Водитель опасливо покосился на меня и замолчал. Я не хотел его обижать, но мне надо было подумать, не отвлекаясь на пустую болтовню. По большому счету, вариантов у меня не было. Привлекать к задержанию знакомых оперов или коллег по отделу значило бы открыть свою тайну на всеобщее обсуждение и насмешки. Пытаться вызвать ОМОН или привлечь иные силовые структуры было несколько сомнительно. Они и в будние дни не слишком торопятся, что говорить о праздниках. Дважды за всю мою службу мне доводилось вызывать группы захвата. Не знаю, как в боевиках, а лично на моей памяти они приезжали часа через два, а то и три. К тому же их участие также не давало гарантию конфиденциальности: задерживать-то будут всех, попробуй потом отпусти кого-нибудь, не допросив... Вывод был печален: задерживать этих уродов надо самому. Задерживать срочно, пока не успели уничтожить улики, пока не пришли в себя после новогоднего загула, и... пока есть шанс тихо отпустить эту чертову кошку... Сложность была в том, что оружия у меня не было, а подозреваемые вполне могли быть вооружены. К тому же если хотя бы половина того, что Капланюк рассказал о том бугае, правда... Но других вариантов я не видел.
Разобиженный водитель высадил меня возле мотеля, принял деньги и уехал, даже не пересчитав мятые десятки и пригоршню мелочи. Кстати, на обратную дорогу денег у меня не оставалось, но в данный момент меня заботило не это.
Хорошенькая девочка за стойкой портье приветливо улыбнулась мне, но улыбка превратилась в кислую гримаску, когда я продемонстрировал удостоверение.
- Майор Строев. Третий отдел, - представился я. - В каком номере у вас остановился Сергей Петрович Папанин?
- Я не знаю, могу ли...
- Можете! - твердо заявил я. - И как можно быстрее. Не наживайте себе неприятностей.
Она с сомнением посмотрела на меня, морща хорошенький носик от исходящих от меня водочных "ароматов", но все же сверилась с какими-то бумагами и ответила:
- Седьмой номер. Это на втором этаже. Подождите минутку, я сейчас позову администратора...
- Пусть поднимается прямо в номер, - на ходу бросил я. - И вы приходите. Попозже. Понятыми будете.
Отыскав нужный номер, я, не обращая внимания на гуляющих по коридору постояльцев, приложил ухо к двери. Не надо быть Шерлоком Холмсом, чтобы понять, что я попал по назначению. В номере на полную громкость орал магнитофон, и сквозь песни Глюкозы доносились подбадривающие крики:
- Давай, девочка, станцуй для нас! Жми, Оленька, мы в экстазе!
- Везет кому-то с похмельем, - проворчал я и, отойдя на несколько шагов, с короткого разбега вышиб плечом дверь.

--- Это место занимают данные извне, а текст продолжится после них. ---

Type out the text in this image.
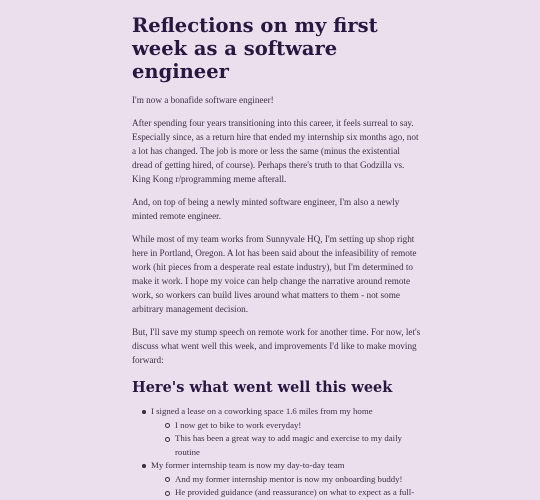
Reflections on my first week as a software engineer

I'm now a bonafide software engineer!

After spending four years transitioning into this career, it feels surreal to say. Especially since, as a return hire that ended my internship six months ago, not a lot has changed. The job is more or less the same (minus the existential dread of getting hired, of course). Perhaps there's truth to that Godzilla vs. King Kong r/programming meme afterall.

And, on top of being a newly minted software engineer, I'm also a newly minted remote engineer.

While most of my team works from Sunnyvale HQ, I'm setting up shop right here in Portland, Oregon. A lot has been said about the infeasibility of remote work (hit pieces from a desperate real estate industry), but I'm determined to make it work. I hope my voice can help change the narrative around remote work, so workers can build lives around what matters to them - not some arbitrary management decision.

But, I'll save my stump speech on remote work for another time. For now, let's discuss what went well this week, and improvements I'd like to make moving forward:

Here's what went well this week
I signed a lease on a coworking space 1.6 miles from my home
I now get to bike to work everyday!
This has been a great way to add magic and exercise to my daily routine
My former internship team is now my day-to-day team
And my former internship mentor is now my onboarding buddy!
He provided guidance (and reassurance) on what to expect as a full-
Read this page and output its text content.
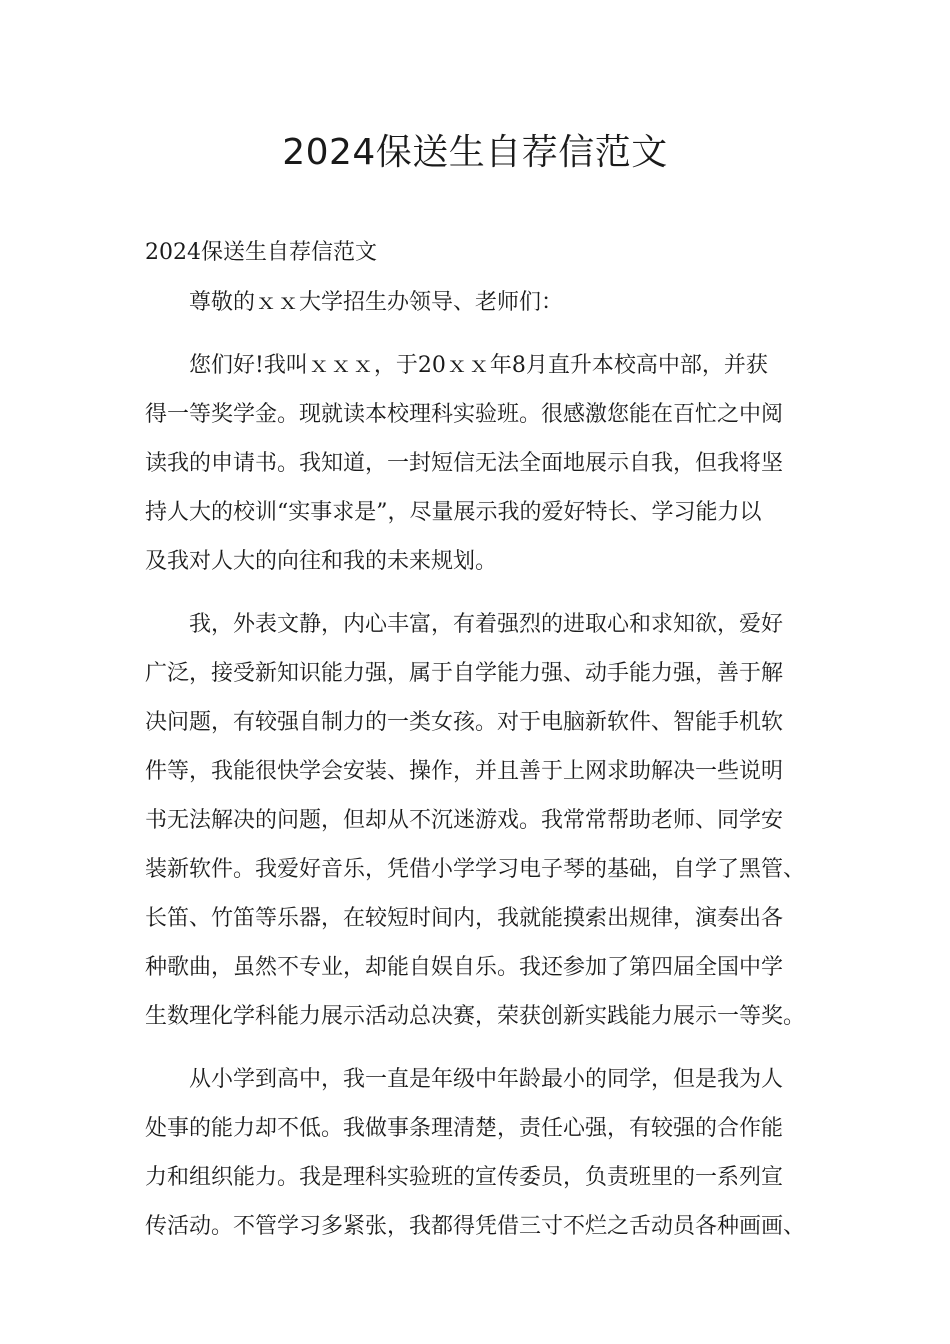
2024保送生自荐信范文

2024保送生自荐信范文

尊敬的ｘｘ大学招生办领导、老师们：

您们好!我叫ｘｘｘ，于20ｘｘ年8月直升本校高中部，并获
得一等奖学金。现就读本校理科实验班。很感激您能在百忙之中阅
读我的申请书。我知道，一封短信无法全面地展示自我，但我将坚
持人大的校训“实事求是”，尽量展示我的爱好特长、学习能力以
及我对人大的向往和我的未来规划。

我，外表文静，内心丰富，有着强烈的进取心和求知欲，爱好
广泛，接受新知识能力强，属于自学能力强、动手能力强，善于解
决问题，有较强自制力的一类女孩。对于电脑新软件、智能手机软
件等，我能很快学会安装、操作，并且善于上网求助解决一些说明
书无法解决的问题，但却从不沉迷游戏。我常常帮助老师、同学安
装新软件。我爱好音乐，凭借小学学习电子琴的基础，自学了黑管、
长笛、竹笛等乐器，在较短时间内，我就能摸索出规律，演奏出各
种歌曲，虽然不专业，却能自娱自乐。我还参加了第四届全国中学
生数理化学科能力展示活动总决赛，荣获创新实践能力展示一等奖。

从小学到高中，我一直是年级中年龄最小的同学，但是我为人
处事的能力却不低。我做事条理清楚，责任心强，有较强的合作能
力和组织能力。我是理科实验班的宣传委员，负责班里的一系列宣
传活动。不管学习多紧张，我都得凭借三寸不烂之舌动员各种画画、
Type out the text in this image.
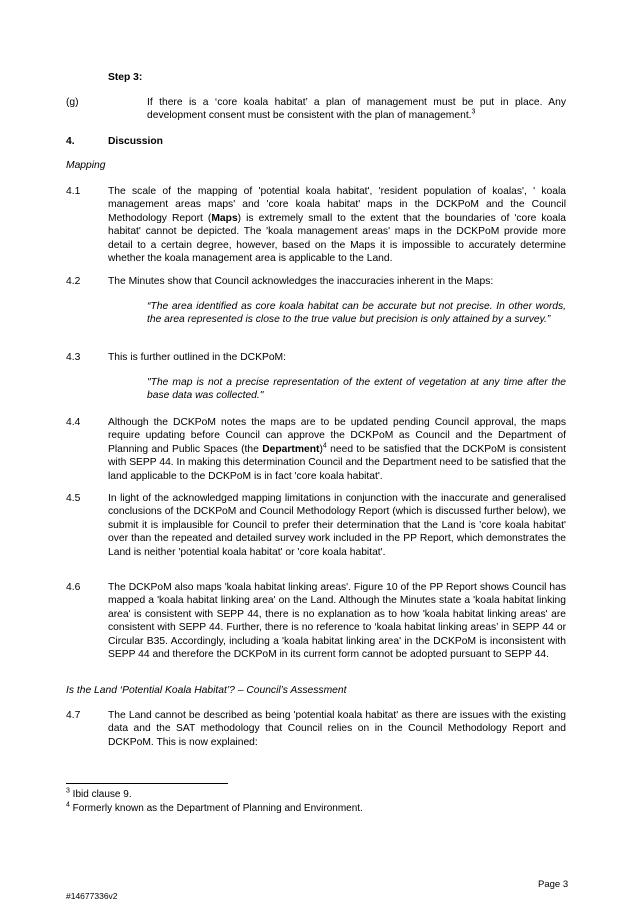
Step 3:
(g)	If there is a ‘core koala habitat’ a plan of management must be put in place. Any development consent must be consistent with the plan of management.$^3$
4.	Discussion
Mapping
4.1	The scale of the mapping of 'potential koala habitat', 'resident population of koalas', ' koala management areas maps' and 'core koala habitat' maps in the DCKPoM and the Council Methodology Report (Maps) is extremely small to the extent that the boundaries of 'core koala habitat' cannot be depicted. The 'koala management areas' maps in the DCKPoM provide more detail to a certain degree, however, based on the Maps it is impossible to accurately determine whether the koala management area is applicable to the Land.
4.2	The Minutes show that Council acknowledges the inaccuracies inherent in the Maps:
“The area identified as core koala habitat can be accurate but not precise. In other words, the area represented is close to the true value but precision is only attained by a survey.”
4.3	This is further outlined in the DCKPoM:
"The map is not a precise representation of the extent of vegetation at any time after the base data was collected."
4.4	Although the DCKPoM notes the maps are to be updated pending Council approval, the maps require updating before Council can approve the DCKPoM as Council and the Department of Planning and Public Spaces (the Department)$^4$ need to be satisfied that the DCKPoM is consistent with SEPP 44. In making this determination Council and the Department need to be satisfied that the land applicable to the DCKPoM is in fact 'core koala habitat'.
4.5	In light of the acknowledged mapping limitations in conjunction with the inaccurate and generalised conclusions of the DCKPoM and Council Methodology Report (which is discussed further below), we submit it is implausible for Council to prefer their determination that the Land is 'core koala habitat' over than the repeated and detailed survey work included in the PP Report, which demonstrates the Land is neither 'potential koala habitat' or 'core koala habitat'.
4.6	The DCKPoM also maps 'koala habitat linking areas'. Figure 10 of the PP Report shows Council has mapped a 'koala habitat linking area' on the Land. Although the Minutes state a 'koala habitat linking area' is consistent with SEPP 44, there is no explanation as to how 'koala habitat linking areas' are consistent with SEPP 44. Further, there is no reference to ‘koala habitat linking areas’ in SEPP 44 or Circular B35. Accordingly, including a 'koala habitat linking area' in the DCKPoM is inconsistent with SEPP 44 and therefore the DCKPoM in its current form cannot be adopted pursuant to SEPP 44.
Is the Land ‘Potential Koala Habitat’? – Council’s Assessment
4.7	The Land cannot be described as being 'potential koala habitat' as there are issues with the existing data and the SAT methodology that Council relies on in the Council Methodology Report and DCKPoM. This is now explained:
$^3$ Ibid clause 9.
$^4$ Formerly known as the Department of Planning and Environment.
Page 3
#14677336v2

"Новый год удался" - так могли бы сказать постояльцы этого номера (если не принимать во внимание мой визит и последующие за ним нюансы). Симпатичное когда-то помещение было захламлено до полного разгрома. Пустые бутылки громоздились даже на стоящем посреди комнаты бильярдном столе. (Капланюк не соврал: номера здесь были оборудованы и впрямь несколько необычно для отеля. Впрочем, подобные отели были настолько специфическими, что удивляться, в общем-то, не приходилось.) На бильярдном столе танцевала полуголая блондинка, весьма симпатичная, несмотря на следы недельного загула, явственно проступавшие на ее мордашке. На огромной кровати раскинулся кряжистый детина в белом халате, с бутылкой шампанского в руках. При моем появлении он сел, недоуменно тараща заплывшие от пьянства глаза.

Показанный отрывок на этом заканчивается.